How clustering works: K-Means clustering techniques have proven to be an effective way of identifying spam. The way that it works is by looking at the different sections of the email (header, sender, and content). The data is then grouped together.
These groups can then be classified to identify which are spam. Including clustering in the classification process improves the accuracy of the filter to 97%. This is excellent news for people who want to be sure they’re not missing out on your favorite newsletters and offers.

3. Marketing and Sales

Personalization and targeting in marketing is big business.

This is achieved by looking at specific characteristics of a person and sharing campaigns with them that have been successful with other similar people.

What the problem is: If you are a business trying to get the best return on your marketing investment, it is crucial that you target people in the right way. If you get it wrong, you risk not making any sales, or worse, damaging your Customer trust.

How clustering works: Clustering algorithms are able to group together people with similar traits and likelihood to purchase. Once you have the groups, you can run tests on each group with different marketing copy that will help you better target your messaging to them in the future.

4. Classifying network traffic

What the problem is: As more and more services begin to use APIs on your application, or as your website grows, it is important you know where the traffic is coming from. For example, you want to be able to block harmful traffic and double down on areas driving growth. However, it is hard to know which is which when it comes to classifying the traffic.

How clustering works: K-means clustering is used to group together characteristics of the traffic sources. When the clusters are created, you can then classify the traffic types. The process is faster and more accurate than the previous Autoclass method. By having precise information on traffic sources, you are able to grow your site and plan capacity effectively.

5. Identifying fraudulent or criminal activity

In this scenario, we are going to focus on fraudulent taxi driver behavior. However, the technique has been used in multiple scenarios.

What is the problem: You need to look into fraudulent driving activity. The challenge is how do you identify what is true and which is false?

How clustering works: By analysing the GPS logs, the algorithm is able to group similar behaviors. Based on the characteristics of the groups you are then able to classify them into those that are real and which are fraudulent.

6. Document analysis

There are many different reasons why you would want to run an analysis on a document. In this scenario, you want to be able to organize the documents quickly and efficiently.

What the problem is: Imagine you are limited in time and need to organize information held in documents quickly. To be able to complete this ask you need to: understand the theme of the text, compare it with other documents and classify it.

How clustering works: Hierarchical clustering has been used to solve this problem. The algorithm is able to look at the text and group it into different themes. Using this technique, you can cluster and organize similar documents quickly using the characteristics identified in the paragraph.
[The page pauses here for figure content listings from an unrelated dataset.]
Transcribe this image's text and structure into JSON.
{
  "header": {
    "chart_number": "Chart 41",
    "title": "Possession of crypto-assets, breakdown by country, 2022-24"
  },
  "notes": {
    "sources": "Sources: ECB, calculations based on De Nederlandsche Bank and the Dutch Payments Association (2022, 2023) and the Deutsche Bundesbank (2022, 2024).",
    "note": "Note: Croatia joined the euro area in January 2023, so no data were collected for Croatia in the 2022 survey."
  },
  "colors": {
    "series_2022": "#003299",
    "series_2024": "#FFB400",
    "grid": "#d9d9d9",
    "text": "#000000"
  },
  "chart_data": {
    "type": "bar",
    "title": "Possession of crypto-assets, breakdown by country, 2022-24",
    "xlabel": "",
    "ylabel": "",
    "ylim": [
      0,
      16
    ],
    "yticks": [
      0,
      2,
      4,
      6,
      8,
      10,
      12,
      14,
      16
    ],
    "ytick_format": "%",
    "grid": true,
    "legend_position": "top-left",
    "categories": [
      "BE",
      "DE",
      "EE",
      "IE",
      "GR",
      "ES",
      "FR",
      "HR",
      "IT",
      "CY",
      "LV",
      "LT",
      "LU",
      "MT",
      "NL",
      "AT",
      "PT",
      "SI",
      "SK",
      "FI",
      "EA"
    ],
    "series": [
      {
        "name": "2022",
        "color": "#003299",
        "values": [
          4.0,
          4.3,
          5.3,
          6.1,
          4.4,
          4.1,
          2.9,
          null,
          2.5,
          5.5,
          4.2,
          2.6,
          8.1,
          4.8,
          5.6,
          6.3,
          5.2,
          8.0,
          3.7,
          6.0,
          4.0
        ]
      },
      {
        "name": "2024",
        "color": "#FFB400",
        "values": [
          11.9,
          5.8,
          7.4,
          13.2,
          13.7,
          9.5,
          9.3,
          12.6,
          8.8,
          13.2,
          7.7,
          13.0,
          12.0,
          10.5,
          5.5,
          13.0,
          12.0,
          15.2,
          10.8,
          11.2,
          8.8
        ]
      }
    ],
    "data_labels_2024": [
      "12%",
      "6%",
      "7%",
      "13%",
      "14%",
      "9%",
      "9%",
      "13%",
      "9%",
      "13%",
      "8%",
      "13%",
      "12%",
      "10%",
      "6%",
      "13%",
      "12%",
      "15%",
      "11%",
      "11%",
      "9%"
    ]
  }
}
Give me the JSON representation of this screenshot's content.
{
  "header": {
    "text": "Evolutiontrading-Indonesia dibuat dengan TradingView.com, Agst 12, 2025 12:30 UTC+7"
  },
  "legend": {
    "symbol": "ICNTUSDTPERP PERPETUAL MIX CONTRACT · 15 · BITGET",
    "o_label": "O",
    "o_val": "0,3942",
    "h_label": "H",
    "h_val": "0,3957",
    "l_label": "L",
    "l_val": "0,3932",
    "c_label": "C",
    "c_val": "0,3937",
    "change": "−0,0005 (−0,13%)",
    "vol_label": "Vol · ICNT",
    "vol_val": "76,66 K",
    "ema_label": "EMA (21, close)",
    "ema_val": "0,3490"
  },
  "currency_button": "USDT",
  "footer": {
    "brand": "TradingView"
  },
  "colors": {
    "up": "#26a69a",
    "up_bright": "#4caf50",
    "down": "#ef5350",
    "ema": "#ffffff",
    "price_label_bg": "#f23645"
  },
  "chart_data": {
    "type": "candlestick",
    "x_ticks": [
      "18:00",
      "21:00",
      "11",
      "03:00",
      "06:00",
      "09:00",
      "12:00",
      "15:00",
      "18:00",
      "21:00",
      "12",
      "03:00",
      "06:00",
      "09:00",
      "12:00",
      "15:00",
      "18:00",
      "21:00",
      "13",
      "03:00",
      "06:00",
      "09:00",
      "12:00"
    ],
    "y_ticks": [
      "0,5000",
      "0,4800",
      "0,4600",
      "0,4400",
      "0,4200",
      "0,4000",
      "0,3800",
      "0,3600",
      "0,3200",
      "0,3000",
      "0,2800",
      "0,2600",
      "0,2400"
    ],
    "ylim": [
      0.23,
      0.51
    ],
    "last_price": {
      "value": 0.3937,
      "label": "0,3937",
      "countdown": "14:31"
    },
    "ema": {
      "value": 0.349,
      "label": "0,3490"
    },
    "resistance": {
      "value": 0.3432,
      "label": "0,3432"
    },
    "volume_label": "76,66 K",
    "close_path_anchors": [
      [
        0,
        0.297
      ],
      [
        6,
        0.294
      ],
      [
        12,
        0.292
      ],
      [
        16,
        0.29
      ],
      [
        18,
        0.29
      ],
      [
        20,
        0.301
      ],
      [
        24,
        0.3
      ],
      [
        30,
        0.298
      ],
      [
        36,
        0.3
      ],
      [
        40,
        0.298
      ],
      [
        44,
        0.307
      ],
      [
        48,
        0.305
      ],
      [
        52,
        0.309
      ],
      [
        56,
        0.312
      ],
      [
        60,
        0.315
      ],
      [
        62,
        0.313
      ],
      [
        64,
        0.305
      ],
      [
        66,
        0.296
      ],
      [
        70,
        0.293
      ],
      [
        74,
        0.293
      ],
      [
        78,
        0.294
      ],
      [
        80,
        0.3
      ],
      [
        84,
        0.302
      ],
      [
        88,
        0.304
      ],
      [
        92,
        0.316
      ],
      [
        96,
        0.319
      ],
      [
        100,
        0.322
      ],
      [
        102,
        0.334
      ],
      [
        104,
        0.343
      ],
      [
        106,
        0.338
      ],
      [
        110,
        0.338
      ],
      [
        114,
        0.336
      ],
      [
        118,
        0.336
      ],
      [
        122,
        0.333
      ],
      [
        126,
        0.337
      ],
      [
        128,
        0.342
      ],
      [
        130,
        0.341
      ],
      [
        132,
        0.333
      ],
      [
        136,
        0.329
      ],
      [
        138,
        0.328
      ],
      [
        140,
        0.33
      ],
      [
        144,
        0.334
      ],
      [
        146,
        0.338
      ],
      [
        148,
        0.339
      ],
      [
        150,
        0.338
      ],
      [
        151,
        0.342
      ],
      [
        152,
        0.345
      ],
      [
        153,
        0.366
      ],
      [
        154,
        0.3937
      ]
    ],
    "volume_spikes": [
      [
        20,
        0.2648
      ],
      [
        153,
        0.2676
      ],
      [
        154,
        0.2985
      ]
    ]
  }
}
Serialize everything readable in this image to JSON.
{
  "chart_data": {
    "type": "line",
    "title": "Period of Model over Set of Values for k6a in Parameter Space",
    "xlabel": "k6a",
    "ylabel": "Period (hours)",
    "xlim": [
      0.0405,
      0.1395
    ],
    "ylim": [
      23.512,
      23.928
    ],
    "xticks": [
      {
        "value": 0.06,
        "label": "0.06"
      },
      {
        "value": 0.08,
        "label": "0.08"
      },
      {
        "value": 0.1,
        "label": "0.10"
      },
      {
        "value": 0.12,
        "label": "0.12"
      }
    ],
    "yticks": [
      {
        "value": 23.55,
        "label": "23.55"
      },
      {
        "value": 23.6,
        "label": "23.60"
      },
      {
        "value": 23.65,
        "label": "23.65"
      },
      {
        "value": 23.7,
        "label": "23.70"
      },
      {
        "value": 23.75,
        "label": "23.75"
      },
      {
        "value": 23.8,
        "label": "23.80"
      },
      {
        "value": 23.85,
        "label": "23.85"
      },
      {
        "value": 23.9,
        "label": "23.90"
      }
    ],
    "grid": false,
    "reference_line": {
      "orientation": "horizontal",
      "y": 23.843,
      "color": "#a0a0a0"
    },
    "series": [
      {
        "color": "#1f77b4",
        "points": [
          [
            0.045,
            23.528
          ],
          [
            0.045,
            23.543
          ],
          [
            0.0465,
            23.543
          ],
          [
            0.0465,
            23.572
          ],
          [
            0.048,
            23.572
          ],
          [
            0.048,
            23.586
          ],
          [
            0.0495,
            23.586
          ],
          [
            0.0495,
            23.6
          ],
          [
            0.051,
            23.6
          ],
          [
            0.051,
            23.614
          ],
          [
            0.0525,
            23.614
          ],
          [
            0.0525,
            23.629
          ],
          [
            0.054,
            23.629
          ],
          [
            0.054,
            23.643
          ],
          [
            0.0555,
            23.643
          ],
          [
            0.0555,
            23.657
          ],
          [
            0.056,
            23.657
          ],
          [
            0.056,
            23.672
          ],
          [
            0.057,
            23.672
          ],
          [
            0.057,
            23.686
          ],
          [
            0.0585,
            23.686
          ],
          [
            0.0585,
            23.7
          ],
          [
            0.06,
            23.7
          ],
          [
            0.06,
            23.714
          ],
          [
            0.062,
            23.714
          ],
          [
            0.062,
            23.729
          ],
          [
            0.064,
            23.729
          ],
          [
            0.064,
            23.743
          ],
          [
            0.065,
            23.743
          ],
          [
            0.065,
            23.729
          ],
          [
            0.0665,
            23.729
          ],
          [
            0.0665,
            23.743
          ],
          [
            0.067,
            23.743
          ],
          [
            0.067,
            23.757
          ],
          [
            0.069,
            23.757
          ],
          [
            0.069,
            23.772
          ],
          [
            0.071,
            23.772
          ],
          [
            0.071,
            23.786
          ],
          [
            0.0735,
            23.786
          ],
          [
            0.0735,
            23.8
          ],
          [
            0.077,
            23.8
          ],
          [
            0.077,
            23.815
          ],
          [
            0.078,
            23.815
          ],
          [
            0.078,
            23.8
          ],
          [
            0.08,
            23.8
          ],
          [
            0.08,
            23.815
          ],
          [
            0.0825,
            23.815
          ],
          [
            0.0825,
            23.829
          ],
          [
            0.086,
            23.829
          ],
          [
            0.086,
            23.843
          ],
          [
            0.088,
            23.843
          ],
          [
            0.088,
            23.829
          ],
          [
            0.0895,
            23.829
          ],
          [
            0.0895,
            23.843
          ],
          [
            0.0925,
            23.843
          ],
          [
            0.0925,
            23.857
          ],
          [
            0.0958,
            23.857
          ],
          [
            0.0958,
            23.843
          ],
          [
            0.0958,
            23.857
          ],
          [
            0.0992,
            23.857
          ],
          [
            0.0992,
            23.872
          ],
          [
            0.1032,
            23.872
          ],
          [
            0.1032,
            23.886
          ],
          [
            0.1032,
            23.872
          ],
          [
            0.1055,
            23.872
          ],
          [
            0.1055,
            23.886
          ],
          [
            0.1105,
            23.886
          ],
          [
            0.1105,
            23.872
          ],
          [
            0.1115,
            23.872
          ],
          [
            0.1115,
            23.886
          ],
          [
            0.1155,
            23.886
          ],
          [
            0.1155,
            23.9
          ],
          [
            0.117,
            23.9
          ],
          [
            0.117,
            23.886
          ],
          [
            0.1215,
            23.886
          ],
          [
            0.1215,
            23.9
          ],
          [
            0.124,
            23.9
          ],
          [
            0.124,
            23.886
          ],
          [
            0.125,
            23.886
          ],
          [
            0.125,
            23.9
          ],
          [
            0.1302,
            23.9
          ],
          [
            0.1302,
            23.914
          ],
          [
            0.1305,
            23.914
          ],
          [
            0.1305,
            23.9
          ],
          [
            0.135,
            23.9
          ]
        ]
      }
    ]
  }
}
7. Fantasy Football and Sports

Ok so up until this point we have looked into different business problems and how clustering algorithms have been applied to solve them.

But now for the critical issues — fantasy football!

What is the problem: Who should you have in your team? Which players are going to perform best for your team and allow you to beat the competition? The challenge at the start of the season is that there is very little if any data available to help you identify the winning players.

How clustering works: When there is little performance data available to train your model on, you have an advantage for unsupervised learning. In this type of machine learning problem, you can find similar players using some of their characteristics. This has been done using K-Means clustering. Ultimately this means you can get a better team more quickly at the start of the year, giving you an advantage.